Stéphanie Melyon-Reinette a créé son propre nom, Néfta Poetry, comme on recrée son propre espace. Un espace de pensée – elle est chercheuse –, d’expressions multiples, poésie, musique, danse, performances… Quand on parle avec elle, on ne se demande pas ce qu’elle serait d’abord, et d’ailleurs peu importe. « C’est un continuum, tout se rejoint. » Sa cohérence ? La construction d’une histoire du peuple noir, une histoire crucifiée, écrit-elle dans son poème Crucifixion, et « rapiécée », me dit-elle aujourd’hui. Une histoire où combats et créativité s’entremêlent constamment, « une libération poétique qui a souvent amorcé le mouvement social ». Le sentiment est diffus, Stéphanie crée comme elle respire, comme elle aime. On sent ce souffle qui l’anime par-delà les distances – nous échangeons sur Skype. Elle est en Guadeloupe, moi à Paris. L’écran est irréel, cette lumière derrière elle, les sons tout autour, les déconnexions épisodiques. On la sent à la fois libre et cernée, cernée par la réalité insulaire, « ici l’anonymat n’existe pas ». Par une histoire, celle d’une famille engagée, une saga. « Lignée d’hommes du côté de mon père, de femmes côté maternel. » Reinette, un nom qui marque l’histoire de la Guadeloupe, une empreinte. Grands-parents enseignants. Son père qui fait l’ENA, sa mère directrice du collège Michelet «qui a marqué toute une génération». Son oncle bien sûr, grand militant indépendantiste arrêté en 1998 : la justice française l’accuse d’être l’un des cerveaux de la redoutée Alliance Révolutionnaire Caraïbe (ARC). Condamné pour «terrorisme» à vingt-trois ans de prison, il sera libéré un an plus tard, sous la pression d’une forte mobilisation populaire.
Après son Bac, Stéphanie vient à Paris, son « expérience fanonienne » comme elle dit, en référence au psychiatre qui scruta les process de colonisation mentale et politique dans Peau noire, masques blancs. Elle y restera trois ans jusqu’à sa licence. « C’est là que j’ai commencé à parler créole. Enfants, cela nous était interdit à l’école. Dans l’Hexagone, le contexte te retranche sur ta culture, sorte de résurgence identitaire.
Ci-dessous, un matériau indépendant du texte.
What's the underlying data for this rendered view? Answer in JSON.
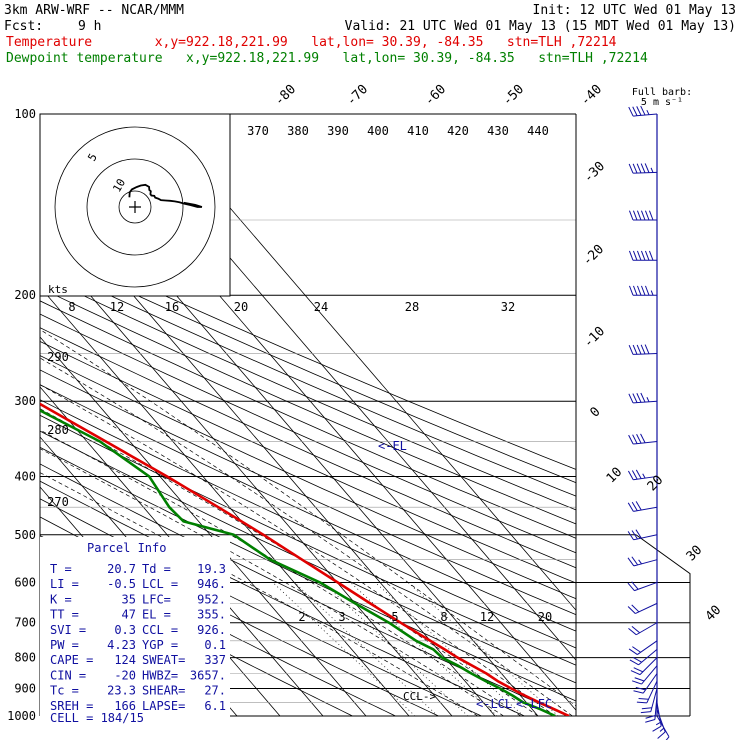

On t’apprend tellement qu’être français, c’est gommer ce que tu es… Je me suis aperçue que le créole s’était imprimé en moi. Je suis rentrée en Guadeloupe, suite à cette confrontation à l’autre qui ne te reconnaît pas comme français. »
Ce créole désormais et cette créolité inspiratrice, porteuse de rencontres, elle danse avec et se joue de ses mots, en poésie-performance comme dans cette nouvelle écrite pour D’ailleurs et d’ici.
Les combats de Stéphanie, et ceux de Néfta Poetry, se déclinent aussi au féminin. Toujours avec l’idée de tracer des voies, de construire. « Je suis pro black, pas anti white, féministe, pas anti hommes. » Depuis quatre ans, elle est ambassadrice française du festival Cri de femmes, initié en République Dominicaine par Jael Uribe, écrivaine et poète.
La pesanteur et la richesse de tous ses héritages, Néfta Poetry les redessine, et les conjugue à différentes formes d’art et de réflexion, toutes initiatrices d’une liberté à conquérir.